Die Geschichte von Valbona ist sehr berührend und sie selbst ist eine starke Frau. Ich möchte euch nicht viel verraten, also viel Spass beim Lesen meines Projektes.
Herkunft und Kindheit Valbonas
Valbona Yzo ist am 01.07.1966 geboren. Vor ihrer Auswanderung lebte sie in Korç, Albanien. Sie wuchs in einer grossen Familie auf und war die jüngste von sechs Kindern. Ihre Familie lebte in guten Verhältnissen, weil alle ihrer Geschwister arbeiteten. Finanziell fehlte ihr nichts, ausser die Nestwärme ihrer Familie, die sie vermisste.
Nachdem sie die erste Klasse abgeschlossen hatte, erkrankte ihre verheiratete Schwester mit drei Kindern und war an beiden Beinen vollständig gelähmt. Mit acht Jahren war Valbona gezwungen, ihre Familie zu verlassen und sich um die Kinder ihrer Schwester zu kümmern. Sie zog von Korç aus und lebte vom Jahr 1974 bei der Familie ihrer Schwester. Ihre Kindheit verbrachte sie 120 Kilometer weg von ihrer Familie in Elbasan.
Sie konnte zwar weiterhin die Schule besuchen, aber ihr Leben veränderte sich drastisch. Bevor sie selbst in die Schule ging, musste sie zwei von drei Kindern für die Schule vorbereiten und zur Schule bringen. Neben den Hausaufgaben musste sie das Haus putzen und auf das einjährige Kind ihrer Schwester aufpassen.
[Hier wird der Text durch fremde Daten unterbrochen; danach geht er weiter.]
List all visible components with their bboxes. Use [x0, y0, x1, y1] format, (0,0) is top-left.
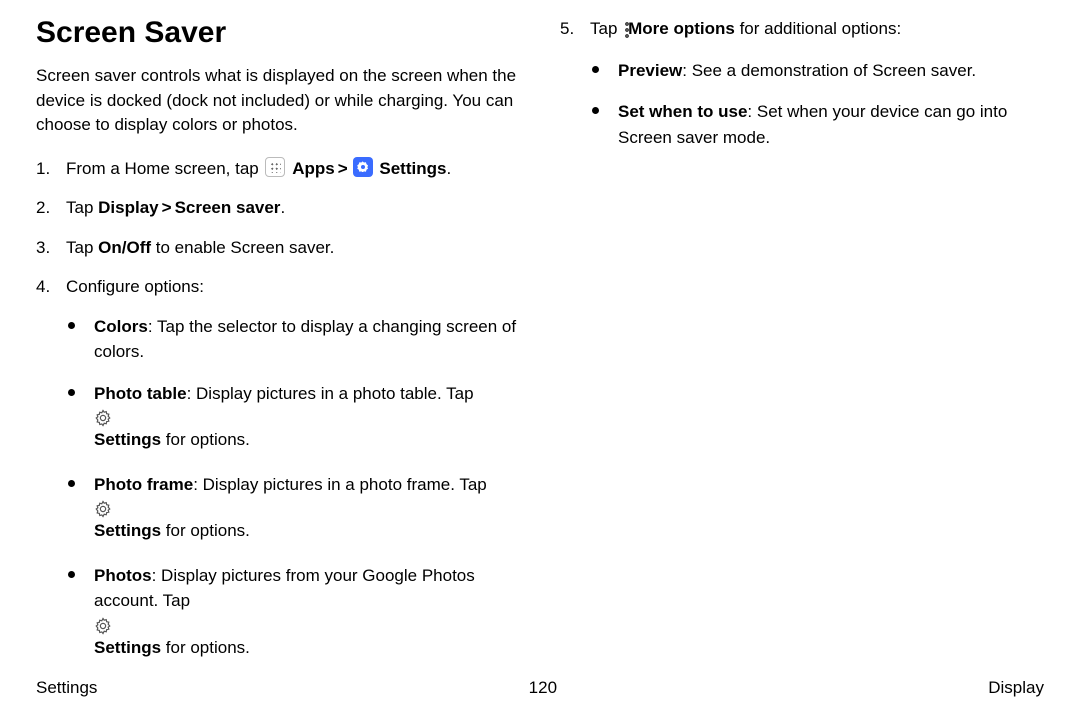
apps-label: Apps	[292, 159, 335, 178]
text: Tap	[66, 238, 98, 257]
page-footer: Settings 120 Display	[36, 678, 1044, 698]
settings-icon	[353, 157, 373, 177]
text: to enable Screen saver.	[151, 238, 334, 257]
options-list: Colors: Tap the selector to display a ch…	[66, 314, 520, 664]
list-item: Photo frame: Display pictures in a photo…	[66, 472, 520, 547]
apps-icon	[265, 157, 285, 177]
text: Tap	[66, 198, 98, 217]
option-name: Photo table	[94, 384, 187, 403]
more-options-label: More options	[628, 19, 735, 38]
text: : See a demonstration of Screen saver.	[682, 61, 976, 80]
text: .	[280, 198, 285, 217]
settings-label: Settings	[94, 430, 161, 449]
chevron-right-icon: >	[338, 156, 348, 182]
list-item: Colors: Tap the selector to display a ch…	[66, 314, 520, 365]
onoff-label: On/Off	[98, 238, 151, 257]
option-name: Photo frame	[94, 475, 193, 494]
settings-label: Settings	[94, 521, 161, 540]
settings-label: Settings	[94, 638, 161, 657]
list-item: Photo table: Display pictures in a photo…	[66, 381, 520, 456]
display-label: Display	[98, 198, 158, 217]
option-name: Photos	[94, 566, 152, 585]
screen-saver-label: Screen saver	[175, 198, 281, 217]
page-number: 120	[529, 678, 557, 698]
option-name: Set when to use	[618, 102, 747, 121]
list-item: Set when to use: Set when your device ca…	[590, 99, 1044, 150]
footer-left: Settings	[36, 678, 97, 698]
option-name: Preview	[618, 61, 682, 80]
text: : Tap the selector to display a changing…	[94, 317, 516, 362]
text: Configure options:	[66, 277, 204, 296]
list-item: Preview: See a demonstration of Screen s…	[590, 58, 1044, 84]
text: .	[446, 159, 451, 178]
text: for options.	[161, 430, 250, 449]
intro-text: Screen saver controls what is displayed …	[36, 64, 520, 138]
footer-right: Display	[988, 678, 1044, 698]
option-name: Colors	[94, 317, 148, 336]
text: for additional options:	[735, 19, 901, 38]
text: for options.	[161, 521, 250, 540]
steps-list-continued: Tap More options for additional options:…	[560, 16, 1044, 150]
gear-icon	[94, 500, 520, 518]
text: From a Home screen, tap	[66, 159, 263, 178]
gear-icon	[94, 617, 520, 635]
page-title: Screen Saver	[36, 16, 520, 50]
text: : Display pictures in a photo table. Tap	[187, 384, 474, 403]
gear-icon	[94, 409, 520, 427]
settings-label: Settings	[379, 159, 446, 178]
step-3: Tap On/Off to enable Screen saver.	[36, 235, 520, 261]
chevron-right-icon: >	[162, 195, 172, 221]
text: : Display pictures from your Google Phot…	[94, 566, 475, 611]
step-4: Configure options: Colors: Tap the selec…	[36, 274, 520, 663]
text: : Display pictures in a photo frame. Tap	[193, 475, 487, 494]
step-5: Tap More options for additional options:…	[560, 16, 1044, 150]
text: for options.	[161, 638, 250, 657]
more-options-list: Preview: See a demonstration of Screen s…	[590, 58, 1044, 151]
step-2: Tap Display>Screen saver.	[36, 195, 520, 221]
steps-list: From a Home screen, tap Apps> Settings. …	[36, 156, 520, 664]
text: Tap	[590, 19, 622, 38]
list-item: Photos: Display pictures from your Googl…	[66, 563, 520, 664]
step-1: From a Home screen, tap Apps> Settings.	[36, 156, 520, 182]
Es gab nicht viele schöne Momente in Valbonas Leben, aber einer davon war jeweils Weihnachten. Sie freute sich sehr auf Weihnachten und konnte es kaum erwarten, den Weihnachtsbaum zu schmücken. Mit 25 Jahren heiratete sie einen Mann, der zehn Jahre älter war und bekam mit ihm im Jahr 1996 einen Sohn. Ihr Sinn des Lebens änderte sich ab dem Moment.
Grund für die Auswanderung und Abreise
Einige Jahre nach ihrer Heirat bekam ihr Ehemann viele Probleme. Er trank sehr viel und gab sein Geld für Glücksspiele aus. Die Schulung seines Sohnes war ihm egal und er interessierte sich nicht für seine Familie. Als er 2010 an einer Alkoholvergiftung starb, wusste Valbona, dass sie nun ebenfalls riesige Probleme hatte.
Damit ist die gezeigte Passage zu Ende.